Perspectives, Paradigms, and Catholicity

Brad Miner | October 7, 2024

As the first full week of the final session of the Synod on Synodality begins today, little is emerging that has not been heard many times before. Some delegates have expressed pleasure at reconnecting with friends they made last year. It’s no small thing to make friends, good friends, true friends, anno Domini 2024, even in the Church. And while that may not lead to much as many were hoping for in the synodal way – the new way of “being Church,” “listening,” “walking together” – at least it may help keep some measure of calm in the synod hall.

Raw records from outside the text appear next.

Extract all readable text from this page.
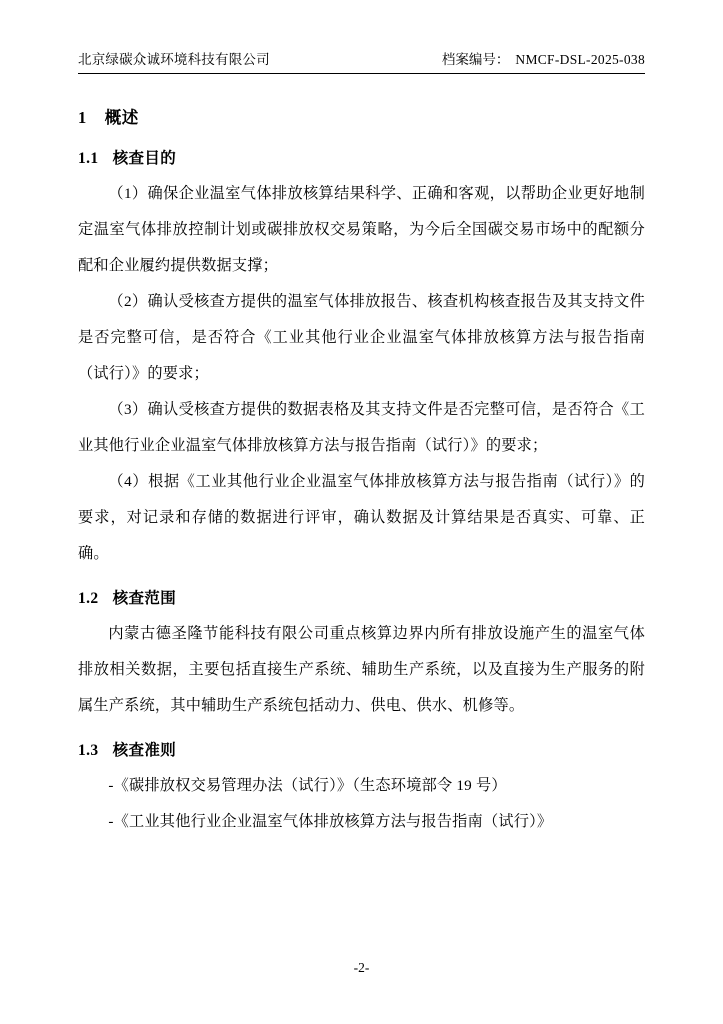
北京绿碳众诚环境科技有限公司	档案编号： NMCF-DSL-2025-038
1 概述
1.1 核查目的

（1）确保企业温室气体排放核算结果科学、正确和客观，以帮助企业更好地制定温室气体排放控制计划或碳排放权交易策略，为今后全国碳交易市场中的配额分配和企业履约提供数据支撑；

（2）确认受核查方提供的温室气体排放报告、核查机构核查报告及其支持文件是否完整可信，是否符合《工业其他行业企业温室气体排放核算方法与报告指南（试行）》的要求；

（3）确认受核查方提供的数据表格及其支持文件是否完整可信，是否符合《工业其他行业企业温室气体排放核算方法与报告指南（试行）》的要求；

（4）根据《工业其他行业企业温室气体排放核算方法与报告指南（试行）》的要求，对记录和存储的数据进行评审，确认数据及计算结果是否真实、可靠、正确。

1.2 核查范围

内蒙古德圣隆节能科技有限公司重点核算边界内所有排放设施产生的温室气体排放相关数据，主要包括直接生产系统、辅助生产系统，以及直接为生产服务的附属生产系统，其中辅助生产系统包括动力、供电、供水、机修等。

1.3 核查准则

-《碳排放权交易管理办法（试行）》（生态环境部令 19 号）

-《工业其他行业企业温室气体排放核算方法与报告指南（试行）》

-2-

News has been so slow that, at a press briefing the other day, there were just a few more journalists than there were panelists. That may change as things unfold. But there’s “not much there there” – except for Australian Bishop Anthony Randazzo who, on Friday, deplored the focus on so-called “hot button issues,” as if the Church were involved in a political campaign. He dismissed all that as merely being driven by a small number of ideologues. Progressives in the media, however, love to give that small group a big megaphone.

But there was one remark in a previous press briefing that caught my attention. Bishop Daniel E. Flores of Brownsville, Texas has been the synod point man for the U.S. Conference of Catholic Bishops. Amid some hard-to-get-a-grip-on meandering in the general direction of synodality, he raised a question that will not go away when the synod ends. Or after. Ever. Because it can’t.